Here’s a screenshot of the email (link):
There is something going on tonight at the Scottrade Center, but it’s not Guns ‘n Roses, it’s Guns ‘n _Hoses._ As in the boxing matches taking place between St. Louis area Police Officers and Firefighters, not the famed band fronted by Axl
Foley Rose [Editor’s Note: Whoops! Though we stand by our Freudian slip of name dropping the far better Axl]. The part about a fight is pretty close though.

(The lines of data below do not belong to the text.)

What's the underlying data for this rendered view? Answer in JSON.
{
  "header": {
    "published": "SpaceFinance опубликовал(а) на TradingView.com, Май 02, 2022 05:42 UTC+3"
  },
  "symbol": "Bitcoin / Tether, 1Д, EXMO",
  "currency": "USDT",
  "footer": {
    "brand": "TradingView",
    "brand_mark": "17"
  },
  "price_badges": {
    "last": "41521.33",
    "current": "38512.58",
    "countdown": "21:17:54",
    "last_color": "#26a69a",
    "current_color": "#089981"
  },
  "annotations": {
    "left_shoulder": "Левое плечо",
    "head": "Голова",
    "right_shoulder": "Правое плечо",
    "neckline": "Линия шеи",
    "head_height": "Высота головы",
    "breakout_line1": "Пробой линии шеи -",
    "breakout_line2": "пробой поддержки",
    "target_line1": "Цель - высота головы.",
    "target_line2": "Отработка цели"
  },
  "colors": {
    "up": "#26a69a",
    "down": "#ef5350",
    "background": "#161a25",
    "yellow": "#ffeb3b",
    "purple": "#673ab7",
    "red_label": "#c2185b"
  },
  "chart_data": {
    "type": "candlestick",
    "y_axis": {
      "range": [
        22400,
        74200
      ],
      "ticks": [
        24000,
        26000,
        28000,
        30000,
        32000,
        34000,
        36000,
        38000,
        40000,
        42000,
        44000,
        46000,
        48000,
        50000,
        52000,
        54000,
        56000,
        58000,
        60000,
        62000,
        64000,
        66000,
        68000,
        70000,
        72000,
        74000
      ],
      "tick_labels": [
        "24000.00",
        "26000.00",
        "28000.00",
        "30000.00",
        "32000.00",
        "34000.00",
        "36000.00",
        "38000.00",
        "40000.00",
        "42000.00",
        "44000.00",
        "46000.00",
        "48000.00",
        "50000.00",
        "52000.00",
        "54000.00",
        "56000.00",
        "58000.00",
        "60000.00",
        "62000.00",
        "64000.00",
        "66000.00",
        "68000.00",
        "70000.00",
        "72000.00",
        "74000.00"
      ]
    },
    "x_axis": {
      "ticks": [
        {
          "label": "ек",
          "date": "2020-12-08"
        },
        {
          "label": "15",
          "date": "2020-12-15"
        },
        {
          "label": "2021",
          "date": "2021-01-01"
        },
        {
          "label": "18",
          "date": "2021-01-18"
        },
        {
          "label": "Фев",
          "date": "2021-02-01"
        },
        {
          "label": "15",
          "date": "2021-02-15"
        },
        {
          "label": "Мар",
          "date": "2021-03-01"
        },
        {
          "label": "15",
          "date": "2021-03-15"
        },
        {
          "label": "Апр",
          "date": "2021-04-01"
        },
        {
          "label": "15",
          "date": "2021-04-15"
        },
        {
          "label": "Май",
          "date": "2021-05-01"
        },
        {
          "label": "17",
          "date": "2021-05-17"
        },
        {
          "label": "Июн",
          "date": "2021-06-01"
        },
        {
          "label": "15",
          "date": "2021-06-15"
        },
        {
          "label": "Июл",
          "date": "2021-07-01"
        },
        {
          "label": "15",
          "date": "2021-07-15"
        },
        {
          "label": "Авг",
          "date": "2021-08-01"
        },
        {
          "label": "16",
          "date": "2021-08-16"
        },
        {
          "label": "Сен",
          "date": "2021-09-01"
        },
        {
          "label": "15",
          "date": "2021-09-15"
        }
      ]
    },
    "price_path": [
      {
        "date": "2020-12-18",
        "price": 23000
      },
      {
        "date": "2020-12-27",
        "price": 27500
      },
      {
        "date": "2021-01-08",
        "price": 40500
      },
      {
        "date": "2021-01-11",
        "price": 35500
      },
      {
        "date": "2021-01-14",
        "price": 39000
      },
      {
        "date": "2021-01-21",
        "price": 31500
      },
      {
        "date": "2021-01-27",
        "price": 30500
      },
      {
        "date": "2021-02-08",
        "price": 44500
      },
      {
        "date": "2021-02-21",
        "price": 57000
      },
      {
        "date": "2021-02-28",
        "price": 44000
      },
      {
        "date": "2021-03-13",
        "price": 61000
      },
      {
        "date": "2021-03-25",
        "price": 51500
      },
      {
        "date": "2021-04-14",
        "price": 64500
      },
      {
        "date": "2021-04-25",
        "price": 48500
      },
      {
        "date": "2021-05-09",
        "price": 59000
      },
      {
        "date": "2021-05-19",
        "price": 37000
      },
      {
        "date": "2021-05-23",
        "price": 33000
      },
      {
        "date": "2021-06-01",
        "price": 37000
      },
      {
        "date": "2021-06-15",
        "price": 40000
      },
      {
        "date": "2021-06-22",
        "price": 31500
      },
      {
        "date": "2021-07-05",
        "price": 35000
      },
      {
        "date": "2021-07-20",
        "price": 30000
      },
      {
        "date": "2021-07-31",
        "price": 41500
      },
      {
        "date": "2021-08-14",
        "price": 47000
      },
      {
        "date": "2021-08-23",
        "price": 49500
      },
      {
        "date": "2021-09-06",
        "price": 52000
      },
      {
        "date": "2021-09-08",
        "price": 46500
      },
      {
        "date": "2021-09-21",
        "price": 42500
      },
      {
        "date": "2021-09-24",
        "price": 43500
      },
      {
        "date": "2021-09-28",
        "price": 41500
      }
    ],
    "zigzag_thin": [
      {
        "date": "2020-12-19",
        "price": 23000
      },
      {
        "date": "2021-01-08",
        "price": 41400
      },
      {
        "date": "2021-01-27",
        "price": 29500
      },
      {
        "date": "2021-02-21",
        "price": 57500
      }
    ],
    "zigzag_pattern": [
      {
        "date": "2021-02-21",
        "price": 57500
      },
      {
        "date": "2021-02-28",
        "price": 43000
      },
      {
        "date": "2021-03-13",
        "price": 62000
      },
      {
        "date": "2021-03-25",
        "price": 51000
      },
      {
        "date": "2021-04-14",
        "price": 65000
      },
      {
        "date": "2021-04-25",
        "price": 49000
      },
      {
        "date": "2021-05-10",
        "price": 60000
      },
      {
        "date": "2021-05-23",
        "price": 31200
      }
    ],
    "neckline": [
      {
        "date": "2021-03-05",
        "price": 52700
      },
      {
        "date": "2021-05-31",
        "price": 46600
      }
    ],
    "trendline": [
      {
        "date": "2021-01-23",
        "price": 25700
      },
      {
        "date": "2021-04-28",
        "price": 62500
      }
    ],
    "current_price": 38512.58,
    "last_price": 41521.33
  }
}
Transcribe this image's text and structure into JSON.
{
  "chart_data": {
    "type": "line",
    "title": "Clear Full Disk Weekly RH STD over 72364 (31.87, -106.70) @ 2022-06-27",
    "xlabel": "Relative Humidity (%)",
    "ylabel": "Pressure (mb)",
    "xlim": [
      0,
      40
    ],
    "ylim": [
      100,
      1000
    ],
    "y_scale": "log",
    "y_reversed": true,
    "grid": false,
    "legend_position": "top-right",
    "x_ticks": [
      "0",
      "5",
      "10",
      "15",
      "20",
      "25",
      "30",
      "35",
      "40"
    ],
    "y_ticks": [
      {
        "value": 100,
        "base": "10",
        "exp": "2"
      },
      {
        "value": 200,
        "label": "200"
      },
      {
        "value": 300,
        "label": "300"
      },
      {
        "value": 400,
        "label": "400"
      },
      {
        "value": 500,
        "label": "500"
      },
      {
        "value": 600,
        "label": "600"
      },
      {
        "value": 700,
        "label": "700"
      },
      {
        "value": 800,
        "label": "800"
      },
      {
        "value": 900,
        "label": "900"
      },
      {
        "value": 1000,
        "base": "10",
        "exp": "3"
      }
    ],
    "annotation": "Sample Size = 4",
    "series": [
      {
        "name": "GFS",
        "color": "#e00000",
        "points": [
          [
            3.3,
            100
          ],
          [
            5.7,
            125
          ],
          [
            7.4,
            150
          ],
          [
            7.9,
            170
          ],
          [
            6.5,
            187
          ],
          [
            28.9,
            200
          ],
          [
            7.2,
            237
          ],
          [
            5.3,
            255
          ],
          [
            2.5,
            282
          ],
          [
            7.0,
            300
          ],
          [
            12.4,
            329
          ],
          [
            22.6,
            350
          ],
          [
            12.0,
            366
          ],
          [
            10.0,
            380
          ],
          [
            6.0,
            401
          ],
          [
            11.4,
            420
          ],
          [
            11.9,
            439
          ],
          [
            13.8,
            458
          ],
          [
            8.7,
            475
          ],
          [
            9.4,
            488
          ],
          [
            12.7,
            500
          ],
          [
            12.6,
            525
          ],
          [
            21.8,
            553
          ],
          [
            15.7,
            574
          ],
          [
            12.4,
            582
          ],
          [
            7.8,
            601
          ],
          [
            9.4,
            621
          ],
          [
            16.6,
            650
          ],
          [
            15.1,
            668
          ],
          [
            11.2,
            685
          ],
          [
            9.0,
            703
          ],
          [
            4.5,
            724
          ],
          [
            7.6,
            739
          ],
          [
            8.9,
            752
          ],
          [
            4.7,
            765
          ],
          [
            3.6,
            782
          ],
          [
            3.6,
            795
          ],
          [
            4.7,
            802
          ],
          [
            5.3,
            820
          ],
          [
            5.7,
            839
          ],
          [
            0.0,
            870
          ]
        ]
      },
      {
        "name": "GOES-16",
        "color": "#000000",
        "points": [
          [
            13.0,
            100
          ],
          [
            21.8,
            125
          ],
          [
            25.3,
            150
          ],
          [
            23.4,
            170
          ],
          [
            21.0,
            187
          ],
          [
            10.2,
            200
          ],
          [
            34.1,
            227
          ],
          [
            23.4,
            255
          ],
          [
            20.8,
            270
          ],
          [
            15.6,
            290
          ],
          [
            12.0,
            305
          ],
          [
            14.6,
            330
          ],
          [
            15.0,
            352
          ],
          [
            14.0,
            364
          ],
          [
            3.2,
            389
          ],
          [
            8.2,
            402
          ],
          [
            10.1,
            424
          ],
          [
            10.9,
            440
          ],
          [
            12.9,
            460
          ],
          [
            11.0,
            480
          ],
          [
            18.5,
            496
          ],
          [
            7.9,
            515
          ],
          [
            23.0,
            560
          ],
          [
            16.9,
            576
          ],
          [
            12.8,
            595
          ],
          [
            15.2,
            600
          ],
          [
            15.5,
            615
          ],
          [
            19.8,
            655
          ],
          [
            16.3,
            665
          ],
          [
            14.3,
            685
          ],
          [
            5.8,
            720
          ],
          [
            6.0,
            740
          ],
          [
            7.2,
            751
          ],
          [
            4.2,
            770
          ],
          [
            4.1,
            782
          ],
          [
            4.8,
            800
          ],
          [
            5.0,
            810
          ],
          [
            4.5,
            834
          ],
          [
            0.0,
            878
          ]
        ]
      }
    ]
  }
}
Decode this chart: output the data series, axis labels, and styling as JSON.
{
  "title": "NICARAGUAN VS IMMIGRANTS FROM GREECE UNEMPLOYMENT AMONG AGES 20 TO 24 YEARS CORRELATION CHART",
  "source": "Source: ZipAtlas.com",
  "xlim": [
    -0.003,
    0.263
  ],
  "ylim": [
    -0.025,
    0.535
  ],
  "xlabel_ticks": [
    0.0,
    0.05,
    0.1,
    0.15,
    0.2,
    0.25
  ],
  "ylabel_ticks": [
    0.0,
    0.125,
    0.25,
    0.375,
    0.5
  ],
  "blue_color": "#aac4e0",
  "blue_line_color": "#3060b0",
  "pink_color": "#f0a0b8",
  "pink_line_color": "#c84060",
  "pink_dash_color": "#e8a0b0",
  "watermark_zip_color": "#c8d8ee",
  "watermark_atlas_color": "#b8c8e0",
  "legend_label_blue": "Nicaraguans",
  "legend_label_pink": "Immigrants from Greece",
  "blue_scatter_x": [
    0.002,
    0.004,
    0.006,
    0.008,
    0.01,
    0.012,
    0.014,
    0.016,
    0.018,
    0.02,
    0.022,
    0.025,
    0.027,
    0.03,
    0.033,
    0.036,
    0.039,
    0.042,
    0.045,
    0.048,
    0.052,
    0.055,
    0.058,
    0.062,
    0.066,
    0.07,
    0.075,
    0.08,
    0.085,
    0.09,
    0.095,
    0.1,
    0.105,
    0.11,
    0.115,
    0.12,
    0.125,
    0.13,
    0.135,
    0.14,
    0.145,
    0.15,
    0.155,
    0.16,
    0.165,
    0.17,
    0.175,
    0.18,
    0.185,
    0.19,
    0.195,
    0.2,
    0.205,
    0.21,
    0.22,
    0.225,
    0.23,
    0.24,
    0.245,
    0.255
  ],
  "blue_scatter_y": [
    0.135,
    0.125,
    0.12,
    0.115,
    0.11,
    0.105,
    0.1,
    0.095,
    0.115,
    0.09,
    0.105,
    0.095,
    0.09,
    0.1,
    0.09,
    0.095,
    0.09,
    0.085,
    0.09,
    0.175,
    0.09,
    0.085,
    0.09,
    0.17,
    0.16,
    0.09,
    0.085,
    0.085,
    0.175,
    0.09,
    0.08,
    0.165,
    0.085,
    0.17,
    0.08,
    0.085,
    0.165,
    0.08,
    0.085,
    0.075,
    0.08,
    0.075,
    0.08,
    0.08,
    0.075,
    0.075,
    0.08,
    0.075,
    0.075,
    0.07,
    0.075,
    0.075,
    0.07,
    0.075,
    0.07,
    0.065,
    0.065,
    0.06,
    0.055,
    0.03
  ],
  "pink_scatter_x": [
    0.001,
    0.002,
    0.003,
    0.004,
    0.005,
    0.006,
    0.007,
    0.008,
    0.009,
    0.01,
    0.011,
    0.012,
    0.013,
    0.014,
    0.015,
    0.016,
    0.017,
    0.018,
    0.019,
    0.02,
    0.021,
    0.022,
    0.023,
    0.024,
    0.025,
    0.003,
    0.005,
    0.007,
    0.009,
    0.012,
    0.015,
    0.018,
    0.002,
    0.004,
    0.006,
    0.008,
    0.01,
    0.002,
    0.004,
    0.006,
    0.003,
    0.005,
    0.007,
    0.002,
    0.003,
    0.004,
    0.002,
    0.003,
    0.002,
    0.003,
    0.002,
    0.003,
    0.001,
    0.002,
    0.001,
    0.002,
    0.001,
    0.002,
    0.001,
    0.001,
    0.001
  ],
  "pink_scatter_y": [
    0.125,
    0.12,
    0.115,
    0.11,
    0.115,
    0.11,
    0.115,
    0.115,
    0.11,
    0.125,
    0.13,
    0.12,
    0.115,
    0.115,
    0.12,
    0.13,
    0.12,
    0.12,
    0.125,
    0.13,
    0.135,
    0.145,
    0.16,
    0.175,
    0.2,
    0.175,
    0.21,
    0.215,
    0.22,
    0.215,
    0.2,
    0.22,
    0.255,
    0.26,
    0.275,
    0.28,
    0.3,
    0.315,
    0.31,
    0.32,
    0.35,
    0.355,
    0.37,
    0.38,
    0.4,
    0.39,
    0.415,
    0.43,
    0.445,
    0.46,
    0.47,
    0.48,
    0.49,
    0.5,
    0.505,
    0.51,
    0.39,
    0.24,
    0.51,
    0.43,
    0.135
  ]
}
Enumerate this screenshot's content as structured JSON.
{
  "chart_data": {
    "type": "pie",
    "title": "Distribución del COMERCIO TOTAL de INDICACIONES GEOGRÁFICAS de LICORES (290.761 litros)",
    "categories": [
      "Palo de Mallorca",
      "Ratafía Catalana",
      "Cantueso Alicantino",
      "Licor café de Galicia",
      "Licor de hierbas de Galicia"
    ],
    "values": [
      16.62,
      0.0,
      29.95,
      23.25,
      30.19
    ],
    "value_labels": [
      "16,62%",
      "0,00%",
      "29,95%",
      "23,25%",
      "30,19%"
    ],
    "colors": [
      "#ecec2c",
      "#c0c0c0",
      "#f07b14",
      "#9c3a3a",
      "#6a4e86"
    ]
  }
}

Well, we guess H’s and R’s are kinda like each other, in that an R is like a fancy H with its hand by it’s head and a their left leg kicked out. Seriously though, if this was just a true typo, we wouldn’t have mentioned it (We…ahem…have been know to throw a few typos out ourselves), but upon closer inspection, there’s not way they can claim typo here. Someone over there thought they were the only ones who knew a Guns ‘n Roses concert was going on! “AVOID THE HIGH-PRICED PARKING DOWNTOWN” and the frequent use of the word “concert” make it pretty clear.
We love our “boys” in blue and red for keeping us all safe(-ish), but we don’t expect the “Guns ‘N Hoses” boxing event to require you to park out of downtown to avoid the high prices. It would be pretty pimp to be the one guy rolling up to Scottrade in a “Luxury Limo Bus” though…and by “pimp” we mean kinda sad. Especially since you’d be rocking the complementary Axl wig and bandana supplied by F15teen. I mean those things only come by the gross and there aren’t any returns, so you’re getting one…or six…or 23. You know what? Just take them all and give them to the cops. Maybe they can use them for disguises in meth-house sting operations in Jefferson County.
Thank you for thinking of Jim Edmonds’ F15teen for all your imaginary concert parking and limo service needs!